While some of the slowing is due to global issues, the edition argues, much of the pain is largely self inflicted with politicians who won't reform unless pushed to the wall because of the Indian business class who prefer to bribe their way to corner national resources, because of the high cost infrastructure and woefully inadequate education system.
The author of the piece, Adam Roberts of The Economist along with CNBC-TV18's panel of experts consisting Professor Yogendra Yadav, the renowned political scientist and psephologist from the Center for the Study of Developing Societies, Dr Shankar Acharya, well known economist and former advisor to the Finance Ministry and R Gopalakrishnan, Director-Tata Sons, discuss Adam's charges.
Below is the verbatim transcript of the interview
Q: Tell us briefly what is your charge? Do you expect this to be the decade of disappointment?
Roberts: The argument in the report is that India is aiming too low. India doesn't have the ambition, the aspiration to go for a high growth economy. It has failed to take the steps needed to take in the last seven or eight years under this government to drive that high growth. Obviously, it is bad news that the world economy has slowed and there are all sorts of unfortunate influences from outside of India, but most of the problems that India faces today are self inflicted. They are caused by the politicians of the ruling party, but also the opposition and other parties failing to get to grips with the reforms that India needs.
We would argue that the reforms that were passed or announced a couple of weeks ago by the Prime Minister and that caused the big political fallout, the storming out of Mamata Banerjee, were welcome but are very small. Those reforms, putting up diesel prices, letting in foreign supermarkets that will make some difference to India's growth story is nothing substantial enough to drive big substantial growth in the next decade or the next two decades.

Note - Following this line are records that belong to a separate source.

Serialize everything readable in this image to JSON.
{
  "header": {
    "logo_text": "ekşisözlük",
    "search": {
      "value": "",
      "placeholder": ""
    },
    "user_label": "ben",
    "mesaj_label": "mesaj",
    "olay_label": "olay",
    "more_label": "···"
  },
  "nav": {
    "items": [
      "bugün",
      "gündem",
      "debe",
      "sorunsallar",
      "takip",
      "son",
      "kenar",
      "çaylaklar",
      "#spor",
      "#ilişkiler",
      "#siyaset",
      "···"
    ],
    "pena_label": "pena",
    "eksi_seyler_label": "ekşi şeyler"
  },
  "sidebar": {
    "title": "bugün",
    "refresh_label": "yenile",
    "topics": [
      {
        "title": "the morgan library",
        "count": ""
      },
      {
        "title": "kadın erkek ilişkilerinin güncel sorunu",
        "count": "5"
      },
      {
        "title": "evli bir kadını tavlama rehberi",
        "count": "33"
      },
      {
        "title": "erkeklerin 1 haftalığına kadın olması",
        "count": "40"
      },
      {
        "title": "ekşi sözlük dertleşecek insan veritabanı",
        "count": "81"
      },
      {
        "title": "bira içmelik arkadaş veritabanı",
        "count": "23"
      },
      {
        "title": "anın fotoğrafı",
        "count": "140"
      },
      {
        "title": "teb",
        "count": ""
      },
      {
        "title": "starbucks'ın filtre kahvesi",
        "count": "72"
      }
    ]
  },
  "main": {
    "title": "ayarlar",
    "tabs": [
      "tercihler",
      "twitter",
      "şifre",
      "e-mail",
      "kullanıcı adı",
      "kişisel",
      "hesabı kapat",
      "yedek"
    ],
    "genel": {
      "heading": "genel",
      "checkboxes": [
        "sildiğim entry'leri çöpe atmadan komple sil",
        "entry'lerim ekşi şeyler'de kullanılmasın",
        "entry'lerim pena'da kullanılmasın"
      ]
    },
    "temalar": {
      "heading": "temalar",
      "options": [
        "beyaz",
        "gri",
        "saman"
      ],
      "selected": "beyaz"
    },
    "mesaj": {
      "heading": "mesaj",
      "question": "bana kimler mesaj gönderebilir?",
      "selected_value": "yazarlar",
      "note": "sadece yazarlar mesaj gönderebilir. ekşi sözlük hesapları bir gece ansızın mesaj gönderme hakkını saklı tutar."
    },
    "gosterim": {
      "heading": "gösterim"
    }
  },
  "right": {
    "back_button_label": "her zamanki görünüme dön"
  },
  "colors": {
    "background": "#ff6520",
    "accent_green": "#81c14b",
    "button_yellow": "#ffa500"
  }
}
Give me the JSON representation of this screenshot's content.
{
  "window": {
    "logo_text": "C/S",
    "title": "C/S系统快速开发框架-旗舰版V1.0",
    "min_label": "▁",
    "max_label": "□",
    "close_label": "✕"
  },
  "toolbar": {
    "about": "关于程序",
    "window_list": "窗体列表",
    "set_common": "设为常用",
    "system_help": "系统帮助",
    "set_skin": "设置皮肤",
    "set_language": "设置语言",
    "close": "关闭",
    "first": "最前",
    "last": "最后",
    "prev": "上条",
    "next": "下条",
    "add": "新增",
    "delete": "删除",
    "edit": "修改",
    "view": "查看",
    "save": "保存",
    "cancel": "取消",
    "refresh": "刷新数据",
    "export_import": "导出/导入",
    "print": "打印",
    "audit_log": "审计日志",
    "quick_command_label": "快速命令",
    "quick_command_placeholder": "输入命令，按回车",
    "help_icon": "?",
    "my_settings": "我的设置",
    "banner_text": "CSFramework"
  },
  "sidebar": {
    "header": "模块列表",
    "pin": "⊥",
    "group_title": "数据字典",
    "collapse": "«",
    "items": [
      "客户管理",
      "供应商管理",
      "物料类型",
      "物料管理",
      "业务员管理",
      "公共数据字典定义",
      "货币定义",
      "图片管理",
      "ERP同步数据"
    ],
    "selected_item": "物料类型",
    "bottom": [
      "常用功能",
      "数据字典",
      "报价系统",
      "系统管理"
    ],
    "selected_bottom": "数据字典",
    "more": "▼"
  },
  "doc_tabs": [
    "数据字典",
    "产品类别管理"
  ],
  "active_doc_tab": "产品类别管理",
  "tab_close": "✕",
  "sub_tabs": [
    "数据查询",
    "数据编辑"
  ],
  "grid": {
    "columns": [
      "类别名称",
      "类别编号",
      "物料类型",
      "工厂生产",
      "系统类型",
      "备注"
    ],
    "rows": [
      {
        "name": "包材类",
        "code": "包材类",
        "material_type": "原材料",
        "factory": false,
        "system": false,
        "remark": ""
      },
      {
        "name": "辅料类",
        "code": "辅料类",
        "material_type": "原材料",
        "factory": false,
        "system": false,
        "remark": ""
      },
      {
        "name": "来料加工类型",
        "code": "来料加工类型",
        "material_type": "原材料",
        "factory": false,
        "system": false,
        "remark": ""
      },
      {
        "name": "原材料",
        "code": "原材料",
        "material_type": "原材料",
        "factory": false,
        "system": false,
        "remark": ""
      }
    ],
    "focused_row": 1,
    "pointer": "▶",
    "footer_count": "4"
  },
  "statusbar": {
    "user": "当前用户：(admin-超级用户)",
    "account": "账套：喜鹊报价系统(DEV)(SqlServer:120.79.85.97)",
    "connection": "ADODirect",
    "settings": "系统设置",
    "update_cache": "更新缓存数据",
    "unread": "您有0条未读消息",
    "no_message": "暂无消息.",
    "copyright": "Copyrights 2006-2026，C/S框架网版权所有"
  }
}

The political fallout from those limited reforms is very telling. If it is doubtful that this government can really do something more radical than it has announced so far then you have to ask the question of whether India would avoid a deep economic crisis in the coming year, is there going to be a downgrade of India's debt or a serious reduction in its potential growth rate in the long term.

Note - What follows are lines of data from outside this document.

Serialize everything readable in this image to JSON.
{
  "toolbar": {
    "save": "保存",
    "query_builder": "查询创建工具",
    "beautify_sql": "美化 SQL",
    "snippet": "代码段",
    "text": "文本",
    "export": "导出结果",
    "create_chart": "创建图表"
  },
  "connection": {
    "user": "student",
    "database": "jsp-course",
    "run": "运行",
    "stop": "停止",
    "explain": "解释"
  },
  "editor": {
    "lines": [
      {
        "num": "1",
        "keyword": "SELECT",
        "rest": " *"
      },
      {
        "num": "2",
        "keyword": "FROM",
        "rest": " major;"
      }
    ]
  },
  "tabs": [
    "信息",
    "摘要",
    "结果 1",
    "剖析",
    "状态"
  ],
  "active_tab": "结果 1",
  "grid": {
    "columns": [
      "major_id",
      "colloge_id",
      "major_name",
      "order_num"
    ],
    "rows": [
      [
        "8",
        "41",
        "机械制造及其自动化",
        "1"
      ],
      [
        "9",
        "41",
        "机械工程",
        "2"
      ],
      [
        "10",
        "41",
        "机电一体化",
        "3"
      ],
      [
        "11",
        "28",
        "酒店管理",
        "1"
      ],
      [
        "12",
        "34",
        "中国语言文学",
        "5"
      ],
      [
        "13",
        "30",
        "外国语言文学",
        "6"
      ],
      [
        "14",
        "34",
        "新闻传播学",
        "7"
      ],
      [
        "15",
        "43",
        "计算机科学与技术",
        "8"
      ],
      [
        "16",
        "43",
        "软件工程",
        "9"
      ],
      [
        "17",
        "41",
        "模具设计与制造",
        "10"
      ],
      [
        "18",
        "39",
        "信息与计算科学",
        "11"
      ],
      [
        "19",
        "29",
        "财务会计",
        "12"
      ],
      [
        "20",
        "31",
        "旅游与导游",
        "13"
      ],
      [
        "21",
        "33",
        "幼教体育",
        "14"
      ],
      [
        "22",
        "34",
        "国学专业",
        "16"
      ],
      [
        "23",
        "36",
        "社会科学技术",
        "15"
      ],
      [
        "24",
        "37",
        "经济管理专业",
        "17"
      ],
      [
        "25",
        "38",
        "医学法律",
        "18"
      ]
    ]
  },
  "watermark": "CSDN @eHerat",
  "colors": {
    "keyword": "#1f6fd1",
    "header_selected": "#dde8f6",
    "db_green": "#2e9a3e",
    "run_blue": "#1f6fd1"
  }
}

Q: One of the charges that Adam makes is, India may be passing through an American style robber baron phase driven by commodity boom and a shift from a closed economy to an open economy. Gloomier commentators see an outright Russian style kleptocracy. Do you think that that is a very good description of India's political economy or large parts of it?

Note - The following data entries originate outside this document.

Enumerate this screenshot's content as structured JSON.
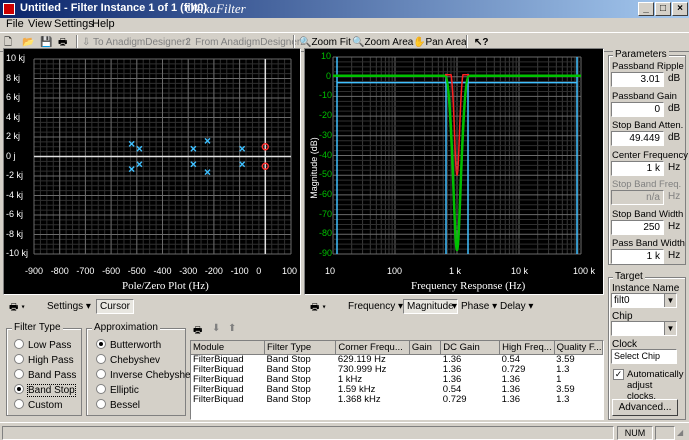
{
  "window": {
    "title": "Untitled - Filter Instance 1 of 1 (filt0)",
    "brand": "OkikaFilter"
  },
  "menu": [
    "File",
    "View",
    "Settings",
    "Help"
  ],
  "toolbar": {
    "to_anadigm": "To AnadigmDesigner2",
    "from_anadigm": "From AnadigmDesigner2",
    "zoom_fit": "Zoom Fit",
    "zoom_area": "Zoom Area",
    "pan_area": "Pan Area"
  },
  "polezero": {
    "title": "Pole/Zero Plot (Hz)",
    "y_ticks": [
      "10 kj",
      "8 kj",
      "6 kj",
      "4 kj",
      "2 kj",
      "0 j",
      "-2 kj",
      "-4 kj",
      "-6 kj",
      "-8 kj",
      "-10 kj"
    ],
    "x_ticks": [
      "-900",
      "-800",
      "-700",
      "-600",
      "-500",
      "-400",
      "-300",
      "-200",
      "-100",
      "0",
      "100"
    ],
    "poles": [
      [
        -520,
        1.3
      ],
      [
        -520,
        -1.3
      ],
      [
        -490,
        0.8
      ],
      [
        -490,
        -0.8
      ],
      [
        -280,
        0.8
      ],
      [
        -280,
        -0.8
      ],
      [
        -225,
        1.6
      ],
      [
        -225,
        -1.6
      ],
      [
        -90,
        0.8
      ],
      [
        -90,
        -0.8
      ]
    ],
    "zeros": [
      [
        0,
        1.0
      ],
      [
        0,
        -1.0
      ]
    ],
    "xlim": [
      -900,
      100
    ],
    "ylim": [
      -10,
      10
    ]
  },
  "freqresp": {
    "title": "Frequency Response (Hz)",
    "ylabel": "Magnitude (dB)",
    "y_ticks": [
      "10",
      "0",
      "-10",
      "-20",
      "-30",
      "-40",
      "-50",
      "-60",
      "-70",
      "-80",
      "-90"
    ],
    "x_ticks": [
      "10",
      "100",
      "1 k",
      "10 k",
      "100 k"
    ],
    "xlim": [
      10,
      100000
    ],
    "ylim": [
      -90,
      10
    ]
  },
  "pz_toolbar": {
    "settings": "Settings",
    "cursor": "Cursor"
  },
  "fr_toolbar": {
    "frequency": "Frequency",
    "magnitude": "Magnitude",
    "phase": "Phase",
    "delay": "Delay"
  },
  "filter_type": {
    "title": "Filter Type",
    "options": [
      "Low Pass",
      "High Pass",
      "Band Pass",
      "Band Stop",
      "Custom"
    ],
    "selected": "Band Stop"
  },
  "approximation": {
    "title": "Approximation",
    "options": [
      "Butterworth",
      "Chebyshev",
      "Inverse Chebyshev",
      "Elliptic",
      "Bessel"
    ],
    "selected": "Butterworth"
  },
  "table": {
    "headers": [
      "Module",
      "Filter Type",
      "Corner Frequ...",
      "Gain",
      "DC Gain",
      "High Freq...",
      "Quality F..."
    ],
    "rows": [
      [
        "FilterBiquad",
        "Band Stop",
        "629.119 Hz",
        "",
        "1.36",
        "0.54",
        "3.59"
      ],
      [
        "FilterBiquad",
        "Band Stop",
        "730.999 Hz",
        "",
        "1.36",
        "0.729",
        "1.3"
      ],
      [
        "FilterBiquad",
        "Band Stop",
        "1 kHz",
        "",
        "1.36",
        "1.36",
        "1"
      ],
      [
        "FilterBiquad",
        "Band Stop",
        "1.59 kHz",
        "",
        "0.54",
        "1.36",
        "3.59"
      ],
      [
        "FilterBiquad",
        "Band Stop",
        "1.368 kHz",
        "",
        "0.729",
        "1.36",
        "1.3"
      ]
    ]
  },
  "parameters": {
    "title": "Parameters",
    "items": [
      {
        "label": "Passband Ripple",
        "value": "3.01",
        "unit": "dB",
        "disabled": false
      },
      {
        "label": "Passband Gain",
        "value": "0",
        "unit": "dB",
        "disabled": false
      },
      {
        "label": "Stop Band Atten.",
        "value": "49.449",
        "unit": "dB",
        "disabled": false
      },
      {
        "label": "Center Frequency",
        "value": "1 k",
        "unit": "Hz",
        "disabled": false
      },
      {
        "label": "Stop Band Freq.",
        "value": "n/a",
        "unit": "Hz",
        "disabled": true
      },
      {
        "label": "Stop Band Width",
        "value": "250",
        "unit": "Hz",
        "disabled": false
      },
      {
        "label": "Pass Band Width",
        "value": "1 k",
        "unit": "Hz",
        "disabled": false
      }
    ]
  },
  "target": {
    "title": "Target",
    "instance_label": "Instance Name",
    "instance_value": "filt0",
    "chip_label": "Chip",
    "chip_value": "",
    "clock_label": "Clock",
    "clock_value": "Select Chip Fir",
    "auto_adjust": "Automatically adjust clocks.",
    "advanced": "Advanced..."
  },
  "status": {
    "num": "NUM"
  }
}
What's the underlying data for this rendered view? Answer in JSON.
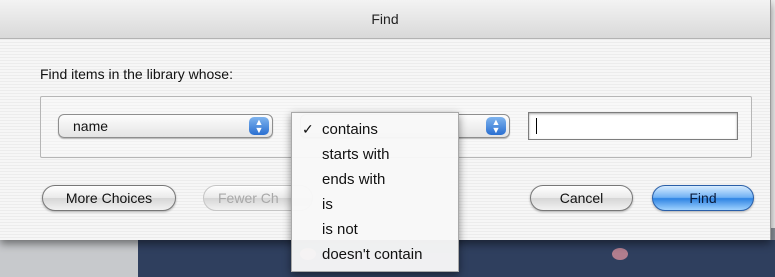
{
  "window": {
    "title": "Find"
  },
  "prompt": "Find items in the library whose:",
  "criteria": {
    "field_popup": {
      "value": "name"
    },
    "operator_menu": {
      "items": [
        {
          "label": "contains",
          "checked": true
        },
        {
          "label": "starts with",
          "checked": false
        },
        {
          "label": "ends with",
          "checked": false
        },
        {
          "label": "is",
          "checked": false
        },
        {
          "label": "is not",
          "checked": false
        },
        {
          "label": "doesn't contain",
          "checked": false
        }
      ],
      "check_mark": "✓"
    },
    "value_field": {
      "value": "",
      "placeholder": ""
    }
  },
  "buttons": {
    "more_choices": "More Choices",
    "fewer_choices": "Fewer Ch",
    "cancel": "Cancel",
    "find": "Find"
  },
  "colors": {
    "accent": "#2d83e3",
    "disabled_text": "#a8a8a8"
  }
}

Yadav: Partly it is. It is because they are certainly equivalent of what may be called the primitive accumulation, which is happening by simply robbing people especially of natural resources. It is also true because there is a politician, bureaucrat, big business corporate nexus, which wants to grab resources without any procedures.
I don't find it completely accurate for the simple reason that unlike the two examples of Russia and the American phase, in this instance, in India, most of these scandals are coming out in open precisely because of certain things that have happened in the overall political institutional structures.
We have the Right to Information Act, which has led to many of these disclosures. We have free and frank press which has brought these out and made political scandals out of it. Many of these scandals have emerged from the reports of the Comptroller General of India, which is a very welcome development of an institution which has stood up, not to mention the Supreme Court which has taken a strong position.
I think a fair position would require us to look at these scams not merely as an indicator of rising primitive accumulation or robber baron phase but also probably because they are more visible than before. Probably, there is more public anger than before and that probably distinguishes the Indian case from the American and the Russian case that he refers to.
Q: Apart from Adam, Raghuram Rajan, in his book, Fault Lines and several others who make the case that probably large parts of India Inc's wealth is really that of a 'rentier' that they have accumulated scarce national resources, be it spectrum, coal, mineral resources, even land and largely value added a little, but made a large amount of money because of the scarcity value of these national resources. Would you say that that is a large part of India Inc's wealth in the last 3 or 4 decades?
Gopalakrishnan: I am not able to agree that a large part of India's wealth creation from the industrial sector is coming through accumulation of natural resources, which are in short supply. It might be true to say so for the last few years, but certainly not if you take a 50 year's span of industrial development in India. I will say it is actually an inaccurate description unless you take a stock picture of what happened during the period of 2000 onwards when industrialists were better endowed with wealth and a lot of scarce national resources became available for industrial development.
If you think back to the 1900s whoever went to prospect for hydroelectric power for iron and coal mining were true pioneers. For at least 7 or 10 decades since then, it was very costly, and therefore, the question of saying they rob natural resources would be very inaccurate. If you look at the economic history of many countries, they all went through a robber baron phase. The robber baron phase is a bit like saying a human being goes through adolescence and it is something to take note of, it is something to be anxious about, but it is something to expect as natural. There are those hints in our economic development at this point of time, and that, I would agree with, has been the characteristic of the last decade.